Dr Strong said the spray worked because the immune cells of the nasal membranes recognise chitin.

"The immune cells naturally reponds to chitin and this reverses the imbalance that allergy causes to the immune system."

He added: "It is so simple and so safe."

He said traditional treatments were based on steroids, and were dangerous for children to take long term.

Chitin is a natural immune enhancer. Most new immune enhancing anti-allergy treatments are derived from bacteria and not suitable for long-term use.

"The hope is that we can produce a really safe treatment that can be used on a long-term basis to prevent the development of childhood asthma, which is a growing problem in the UK."

In a report last week, the Royal College of Physicians said the NHS could not cope with the rising incidence and increasing severity of allergy in the UK.

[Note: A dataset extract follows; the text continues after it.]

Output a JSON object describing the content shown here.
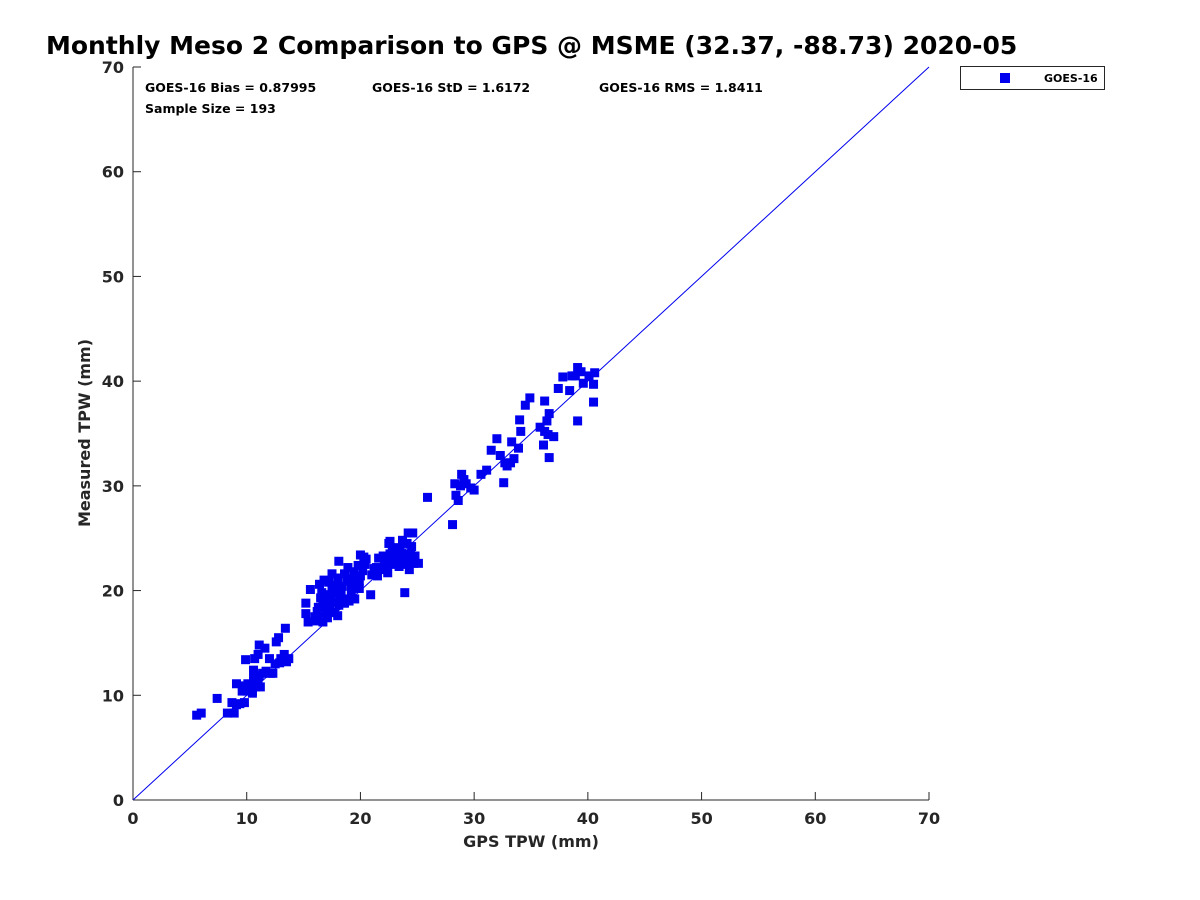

One in three people is expected to develop allergy at some time in their lives. Previously rare and severe allergies are also on the increase and more children are affected, particularly by peanut allergy, according to the report.

Kieron Leech, of the Said Business School, who was part of the Allermatic team in the business plan competiton, said a venture capital company had expressed interest in funding the idea.